What-to-read-next recommender
Use facets from content_search to build a recommendation rail driven by content type, subjects, technology, and authors. Think "because you read this guide, watch this livestream."
Workshop-in-a-box generator
Input: "Create a 90-minute workshop on personalization and composable search." Output: agenda, pre-read list, demo links, and follow-up resources, all assembled from live content.
One endpoint. Many products.
If you want to stay API-first
Not every team needs MCP on day one. API-first teams can still get substantial value with the same AI-ready mindset: use /sitemap.md for lightweight discovery, markdown routes for clean ingestion into internal tools, typeahead search APIs for low-latency relevance in support assistants, and canonical URLs in every answer artifact to keep trust high.
The strategic pattern stays the same regardless of approach: reduce ambiguity, reduce noise, and give models predictable data contracts.
Where to go next
Choose one use case from the list above and keep the first version small. Use content_search as the first call in your flow. Add content_get only for top matches to control context size. Include citations in every output using the returned canonical URLs. Expand to people-based workflows after your first content workflow works.
AI-ready documentation is not a badge. AI-ready documentation is a product decision.
At developers.contentstack.com, we are still building. That is exactly what makes this moment exciting. The foundation is in place, the interfaces are practical, and the use cases already map directly to developer outcomes.
Developers should not have to choose between human-readable docs and agent-usable docs. Great developer platforms now need both, by default.
Make your docs readable by humans, usable by agents, and unforgettable for builders.
Frequently asked questions
Do I need an API key or account to use the MCP endpoint?
No. The endpoint at https://developers.contentstack.com/api/mcp is open. No authentication, no signup required.
What's the difference between the Streamable HTTP and SSE endpoints?
Streamable HTTP (/api/mcp) is the current standard and what most modern MCP clients support. SSE (/api/sse) is the fallback for clients that haven't updated to Streamable HTTP yet. If your client connects fine on the main endpoint, you don't need to think about SSE.
Which tool should I start with?
Start with content_search. It's the entry point for almost every useful workflow, it returns titles, URLs, and facet data you can use to refine follow-up calls.
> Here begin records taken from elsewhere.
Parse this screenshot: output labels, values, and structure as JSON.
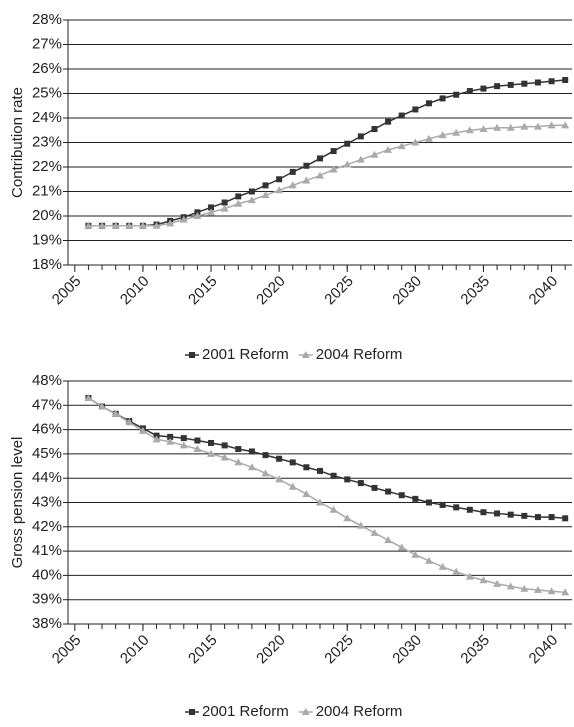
{
  "chart_data": [
    {
      "type": "line",
      "y_label": "Contribution rate",
      "x": [
        2006,
        2007,
        2008,
        2009,
        2010,
        2011,
        2012,
        2013,
        2014,
        2015,
        2016,
        2017,
        2018,
        2019,
        2020,
        2021,
        2022,
        2023,
        2024,
        2025,
        2026,
        2027,
        2028,
        2029,
        2030,
        2031,
        2032,
        2033,
        2034,
        2035,
        2036,
        2037,
        2038,
        2039,
        2040,
        2041
      ],
      "series": [
        {
          "name": "2001 Reform",
          "color": "#333333",
          "marker": "square",
          "values": [
            19.6,
            19.6,
            19.6,
            19.6,
            19.6,
            19.65,
            19.8,
            19.95,
            20.15,
            20.35,
            20.55,
            20.8,
            21.0,
            21.25,
            21.5,
            21.8,
            22.05,
            22.35,
            22.65,
            22.95,
            23.25,
            23.55,
            23.85,
            24.1,
            24.35,
            24.6,
            24.8,
            24.95,
            25.1,
            25.2,
            25.3,
            25.35,
            25.4,
            25.45,
            25.5,
            25.55
          ]
        },
        {
          "name": "2004 Reform",
          "color": "#aaaaaa",
          "marker": "triangle",
          "values": [
            19.6,
            19.6,
            19.6,
            19.6,
            19.6,
            19.6,
            19.7,
            19.85,
            20.0,
            20.15,
            20.3,
            20.5,
            20.65,
            20.85,
            21.05,
            21.25,
            21.45,
            21.65,
            21.9,
            22.1,
            22.3,
            22.5,
            22.7,
            22.85,
            23.0,
            23.15,
            23.3,
            23.4,
            23.5,
            23.55,
            23.6,
            23.6,
            23.65,
            23.65,
            23.7,
            23.7
          ]
        }
      ],
      "xlim": [
        2004.5,
        2041.5
      ],
      "xticks": [
        2005,
        2010,
        2015,
        2020,
        2025,
        2030,
        2035,
        2040
      ],
      "ylim": [
        18,
        28
      ],
      "yticks": [
        {
          "value": 18,
          "label": "18%"
        },
        {
          "value": 19,
          "label": "19%"
        },
        {
          "value": 20,
          "label": "20%"
        },
        {
          "value": 21,
          "label": "21%"
        },
        {
          "value": 22,
          "label": "22%"
        },
        {
          "value": 23,
          "label": "23%"
        },
        {
          "value": 24,
          "label": "24%"
        },
        {
          "value": 25,
          "label": "25%"
        },
        {
          "value": 26,
          "label": "26%"
        },
        {
          "value": 27,
          "label": "27%"
        },
        {
          "value": 28,
          "label": "28%"
        }
      ],
      "grid": true,
      "legend": "bottom"
    },
    {
      "type": "line",
      "y_label": "Gross pension level",
      "x": [
        2006,
        2007,
        2008,
        2009,
        2010,
        2011,
        2012,
        2013,
        2014,
        2015,
        2016,
        2017,
        2018,
        2019,
        2020,
        2021,
        2022,
        2023,
        2024,
        2025,
        2026,
        2027,
        2028,
        2029,
        2030,
        2031,
        2032,
        2033,
        2034,
        2035,
        2036,
        2037,
        2038,
        2039,
        2040,
        2041
      ],
      "series": [
        {
          "name": "2001 Reform",
          "color": "#333333",
          "marker": "square",
          "values": [
            47.3,
            46.95,
            46.65,
            46.35,
            46.05,
            45.75,
            45.7,
            45.65,
            45.55,
            45.45,
            45.35,
            45.2,
            45.1,
            44.95,
            44.8,
            44.65,
            44.45,
            44.3,
            44.1,
            43.95,
            43.8,
            43.6,
            43.45,
            43.3,
            43.15,
            43.0,
            42.9,
            42.8,
            42.7,
            42.6,
            42.55,
            42.5,
            42.45,
            42.4,
            42.4,
            42.35
          ]
        },
        {
          "name": "2004 Reform",
          "color": "#aaaaaa",
          "marker": "triangle",
          "values": [
            47.3,
            46.95,
            46.65,
            46.3,
            45.95,
            45.6,
            45.5,
            45.35,
            45.2,
            45.0,
            44.85,
            44.65,
            44.45,
            44.2,
            43.95,
            43.65,
            43.35,
            43.0,
            42.7,
            42.35,
            42.05,
            41.75,
            41.45,
            41.15,
            40.85,
            40.6,
            40.35,
            40.15,
            39.95,
            39.8,
            39.65,
            39.55,
            39.45,
            39.4,
            39.35,
            39.3
          ]
        }
      ],
      "xlim": [
        2004.5,
        2041.5
      ],
      "xticks": [
        2005,
        2010,
        2015,
        2020,
        2025,
        2030,
        2035,
        2040
      ],
      "ylim": [
        38,
        48
      ],
      "yticks": [
        {
          "value": 38,
          "label": "38%"
        },
        {
          "value": 39,
          "label": "39%"
        },
        {
          "value": 40,
          "label": "40%"
        },
        {
          "value": 41,
          "label": "41%"
        },
        {
          "value": 42,
          "label": "42%"
        },
        {
          "value": 43,
          "label": "43%"
        },
        {
          "value": 44,
          "label": "44%"
        },
        {
          "value": 45,
          "label": "45%"
        },
        {
          "value": 46,
          "label": "46%"
        },
        {
          "value": 47,
          "label": "47%"
        },
        {
          "value": 48,
          "label": "48%"
        }
      ],
      "grid": true,
      "legend": "bottom"
    }
  ]
}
Don't try to guess content paths and jump straight to content_get.
Can I use this outside of Claude or Cursor? I build with the OpenAI API.
Yes. The OpenAI Responses API supports hosted MCP tools directly. Pass the server URL in your request body and the tools are available in that call without any extra setup.
The search results feel noisy. What should I do?
Two things: first, check the facet data in the response, it tells you exactly which subjects, content types, and technologies are available to filter on. Second, use content_get only on your top one or two results rather than fetching everything, which keeps context tight.
Is this just for Contentstack-specific questions or can I use it for general frontend/Next.js topics too?
The content is Contentstack-focused, but a lot of it covers adjacent territory, Next.js, composable architecture, headless patterns, TypeScript SDKs. If your stack intersects with any of those, content_search will surface relevant material.